Kepala Subdirektorat Humas serta Penyuluhan Bea Cukai, Budi Prasetiyo mengungkapkan, bahwa sarana pembebasan bea masuk yang disebutkan sudah diatur pada PMK Nomor 105/PMK.04/2007. Namun, infrastruktur yang dimaksud belum dimanfaatkan secara optimal oleh perusahaan yang dimaksud melakukan importasi komoditas bibit serta benih.
“Pokok pengaturan pada PMK terbaru ini, antara lain subjek penerima, penyederhanaan prosedur permohonan juga kantor pemohonnya, juga efisiensi prosedur melalui otomasi permohonan serta janji layanan,” ujar Budi.
Terkait subjek penerima, pembebasan ini dapat diberikan terhadap impor oleh pelaku bidang usaha untuk lapangan usaha pertanian, peternakan, atau perikanan termasuk dalam bidang perkebunan juga kehutanan.
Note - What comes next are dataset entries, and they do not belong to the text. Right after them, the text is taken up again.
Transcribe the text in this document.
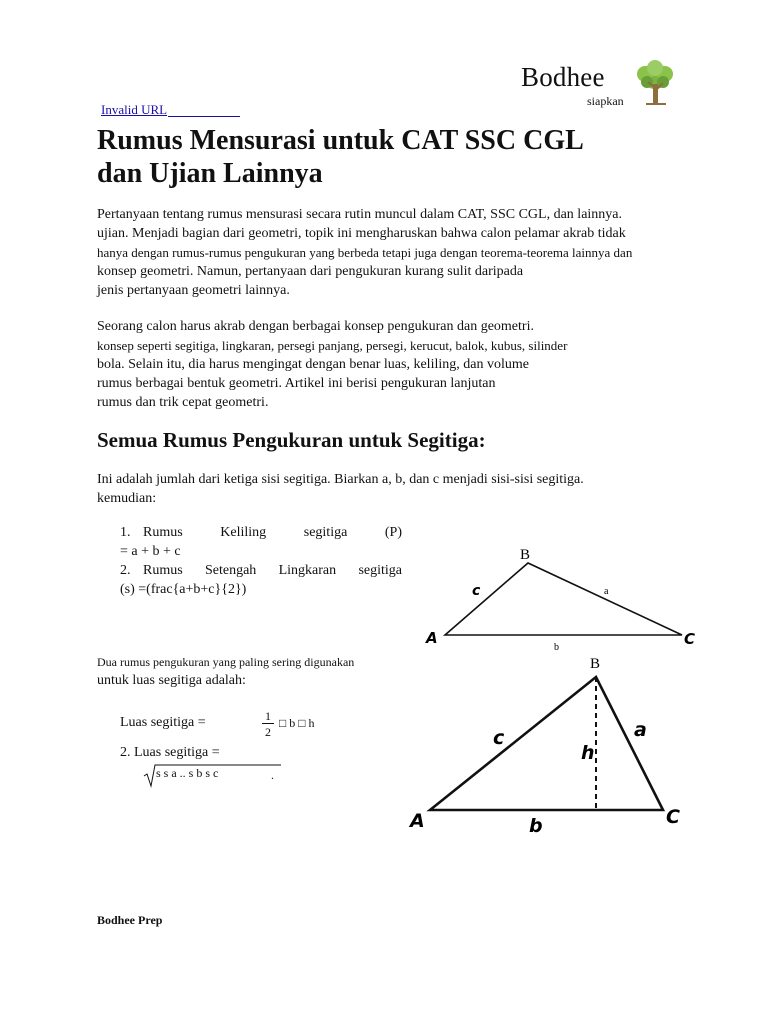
Bodhee
siapkan
Invalid URL
Rumus Mensurasi untuk CAT SSC CGL
dan Ujian Lainnya
Pertanyaan tentang rumus mensurasi secara rutin muncul dalam CAT, SSC CGL, dan lainnya.
ujian. Menjadi bagian dari geometri, topik ini mengharuskan bahwa calon pelamar akrab tidak
hanya dengan rumus-rumus pengukuran yang berbeda tetapi juga dengan teorema-teorema lainnya dan
konsep geometri. Namun, pertanyaan dari pengukuran kurang sulit daripada
jenis pertanyaan geometri lainnya.
Seorang calon harus akrab dengan berbagai konsep pengukuran dan geometri.
konsep seperti segitiga, lingkaran, persegi panjang, persegi, kerucut, balok, kubus, silinder
bola. Selain itu, dia harus mengingat dengan benar luas, keliling, dan volume
rumus berbagai bentuk geometri. Artikel ini berisi pengukuran lanjutan
rumus dan trik cepat geometri.
Semua Rumus Pengukuran untuk Segitiga:
Ini adalah jumlah dari ketiga sisi segitiga. Biarkan a, b, dan c menjadi sisi-sisi segitiga.
kemudian:
1. Rumus Keliling segitiga (P)
= a + b + c
2. Rumus Setengah Lingkaran segitiga
(s) =(frac{a+b+c}{2})
B
A	C
c	a
b
Dua rumus pengukuran yang paling sering digunakan
untuk luas segitiga adalah:
Luas segitiga =	1
2
□ b □ h
2. Luas segitiga =
s s a .. s b s c	.
B
A	C
c	a
h
b
Bodhee Prep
Permohonannya dapat diajukan terhadap Menteri Keuangan melalui Kepala Kantor Bea Cukai setempat dengan memaksimalkan Portal Direktorat Jenderal Bea juga Cukai melalui Sistem Indonesia National Single Window (SINSW).
Permohonan minimal memuat informasi mengenai nama serta alamat pelaku usaha; nomor pokok wajib pajak (NPWP); rincian jumlah, jenis, kemudian perkiraan harga; pelabuhan pemasukan bibit juga benih; dan juga nomor kemudian tanggal invoice atau dokumen yang tersebut dipersamakan.
“Kemudian jikalau penelitian terhadap permohonan dinyatakan lengkap, maka kebijakan pembebasan bea masuk akan diterbitkan paling lama 5 jam kerja di hal permohonan diajukan secara elektronik atau 1 hari kerja apabila permohonan diajukan secara manual,” ujar Budi.
Lebih lanjut Budi mengatakan, bahwa tindakan yang disebutkan semata-mata dapat digunakan untuk satu kali proses impor dengan jangka waktu impor atau pengeluaran bibit kemudian benih paling lama satu tahun sejak tanggal keputusan.
Ia juga mengundang para pelaku usaha untuk meningkatkan pemanfaatan prasarana pembebasan bea masuk berhadapan dengan impor bibit juga benih, sehingga dapat memacu perkembangan dan juga pengembangan lapangan usaha pertanian, peternakan, atau perikanan di dalam Indonesia.
“Penerapan aturan ini diharapkan dapat memberikan kepastian hukum, menggerakkan pengembangan lapangan usaha pertanian, peternakan, serta perikanan, sekaligus meningkatkan pengawasan juga pelayanan pemberian pembebasan bea masuk yang dimaksud mengedepankan penyederhanaan serta efisiensi prosedur,” pungkas Budi.